Please, donate what you can; every dollar makes a difference! If you can’t donate right now, please share this campaign on all platforms. I will ensure that every cent is given directly to the family and will be used for food, water, medicine and evacuation. This means so much to them. Thank you for reading. I will give updates and statements from the family as things progress.
UPDATE:
Thank you all for your donations, from the bottom of my heart, I can’t thank you enough for helping Mohammed and his family. Unfortunately, I have some bad news regarding the family. During the bombings in July 3rd, Mohammed’s cousin was critically injured and passed away on July 5th in the early morning. They are in deep mourning for Rajab. Needless to say this has made their situation worse. I urge you to please continue to donate and spread the word.
Finally, I have a letter from Mohammed that he’s asked me to share with you all. Thank you for taking the time to read it.
My father’s insulin and heart medications cost $350 every week, money that no longer exists. The house we rent, cracked and leaking, still demands $500 each month. Food prices have tripled; clean water must be rationed.
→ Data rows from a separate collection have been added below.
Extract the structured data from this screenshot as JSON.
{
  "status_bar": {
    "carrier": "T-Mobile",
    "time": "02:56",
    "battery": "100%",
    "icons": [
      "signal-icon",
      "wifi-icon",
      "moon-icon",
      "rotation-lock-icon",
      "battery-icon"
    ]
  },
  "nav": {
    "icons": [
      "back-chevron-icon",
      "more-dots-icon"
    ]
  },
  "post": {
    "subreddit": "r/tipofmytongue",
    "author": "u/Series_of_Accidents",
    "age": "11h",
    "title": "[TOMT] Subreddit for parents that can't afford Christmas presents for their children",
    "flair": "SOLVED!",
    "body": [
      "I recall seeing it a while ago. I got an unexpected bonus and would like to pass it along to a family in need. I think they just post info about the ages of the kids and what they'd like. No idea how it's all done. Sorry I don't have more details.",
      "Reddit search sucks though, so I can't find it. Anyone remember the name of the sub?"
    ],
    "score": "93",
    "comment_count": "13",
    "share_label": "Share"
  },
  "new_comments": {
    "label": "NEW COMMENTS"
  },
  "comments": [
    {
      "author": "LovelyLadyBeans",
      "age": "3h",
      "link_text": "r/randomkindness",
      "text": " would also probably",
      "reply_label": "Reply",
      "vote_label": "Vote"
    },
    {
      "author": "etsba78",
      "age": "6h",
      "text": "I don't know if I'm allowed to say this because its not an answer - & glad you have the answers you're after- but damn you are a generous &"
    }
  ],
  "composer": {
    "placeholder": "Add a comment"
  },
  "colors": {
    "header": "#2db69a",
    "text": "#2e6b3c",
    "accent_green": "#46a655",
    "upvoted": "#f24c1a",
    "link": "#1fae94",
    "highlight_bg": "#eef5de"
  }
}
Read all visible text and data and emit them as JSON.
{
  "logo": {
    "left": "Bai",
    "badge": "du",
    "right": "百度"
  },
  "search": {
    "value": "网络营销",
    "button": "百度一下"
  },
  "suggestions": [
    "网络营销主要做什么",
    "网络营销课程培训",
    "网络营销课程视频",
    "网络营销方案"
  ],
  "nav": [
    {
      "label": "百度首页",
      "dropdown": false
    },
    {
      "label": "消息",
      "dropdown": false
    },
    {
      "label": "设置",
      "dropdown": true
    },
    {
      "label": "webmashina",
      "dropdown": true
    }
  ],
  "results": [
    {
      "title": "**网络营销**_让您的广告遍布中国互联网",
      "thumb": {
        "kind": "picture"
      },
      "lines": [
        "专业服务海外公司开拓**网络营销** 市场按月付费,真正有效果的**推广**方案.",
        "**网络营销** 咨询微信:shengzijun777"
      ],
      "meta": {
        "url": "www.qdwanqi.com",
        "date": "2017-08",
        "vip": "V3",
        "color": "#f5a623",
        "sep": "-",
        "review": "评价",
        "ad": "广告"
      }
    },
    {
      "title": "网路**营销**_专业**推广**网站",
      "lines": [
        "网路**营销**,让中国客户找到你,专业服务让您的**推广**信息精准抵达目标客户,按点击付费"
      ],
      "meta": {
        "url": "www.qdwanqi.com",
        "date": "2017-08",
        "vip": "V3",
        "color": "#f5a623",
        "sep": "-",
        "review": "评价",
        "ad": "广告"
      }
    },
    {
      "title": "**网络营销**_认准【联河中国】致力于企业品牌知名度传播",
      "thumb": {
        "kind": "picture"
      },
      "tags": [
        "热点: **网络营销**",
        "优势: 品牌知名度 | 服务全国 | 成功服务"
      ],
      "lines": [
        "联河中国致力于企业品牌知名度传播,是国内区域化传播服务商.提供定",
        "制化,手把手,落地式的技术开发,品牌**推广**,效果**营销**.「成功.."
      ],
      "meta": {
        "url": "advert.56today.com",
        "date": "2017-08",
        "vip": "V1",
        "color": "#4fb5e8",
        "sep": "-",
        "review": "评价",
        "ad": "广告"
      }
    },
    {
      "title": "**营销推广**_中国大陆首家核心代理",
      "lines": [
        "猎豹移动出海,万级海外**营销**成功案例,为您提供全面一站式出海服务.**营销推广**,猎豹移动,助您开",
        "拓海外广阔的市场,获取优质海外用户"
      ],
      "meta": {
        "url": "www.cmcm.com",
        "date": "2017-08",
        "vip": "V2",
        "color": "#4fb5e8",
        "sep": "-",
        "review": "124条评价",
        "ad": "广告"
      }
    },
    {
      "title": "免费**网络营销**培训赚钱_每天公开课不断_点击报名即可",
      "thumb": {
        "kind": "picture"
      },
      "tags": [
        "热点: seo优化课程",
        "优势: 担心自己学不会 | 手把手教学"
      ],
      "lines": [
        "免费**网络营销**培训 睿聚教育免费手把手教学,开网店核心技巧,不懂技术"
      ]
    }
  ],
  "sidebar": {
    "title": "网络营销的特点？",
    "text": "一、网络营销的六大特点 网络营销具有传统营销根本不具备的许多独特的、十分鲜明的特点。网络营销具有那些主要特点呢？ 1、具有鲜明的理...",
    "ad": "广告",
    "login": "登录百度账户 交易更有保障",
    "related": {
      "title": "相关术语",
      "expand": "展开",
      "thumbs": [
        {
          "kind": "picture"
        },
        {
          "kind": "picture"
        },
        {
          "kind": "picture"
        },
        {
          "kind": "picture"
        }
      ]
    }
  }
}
I have sold everything I own except my hope, yet my family still goes to bed hungry more nights than not.
Each sunrise feels heavier than the last; yet every morning I whisper to my unborn child that the world can still be kind. I want the first story they hear to be one of strangers who chose to care, not of bombs and betrayal. I dream of teaching them to walk on a healed foot along a street rebuilt with hope, not rubble.
I am reaching out, not as a statistic, but as a brother, a son, a father-to-be who refuses to give up. I need help—help to travel for surgery before I lose my foot, help to keep my father alive, help to place bread on our table until peace, at last, is more than a prayer. Your compassion can turn these pages of suffering into a chapter of survival.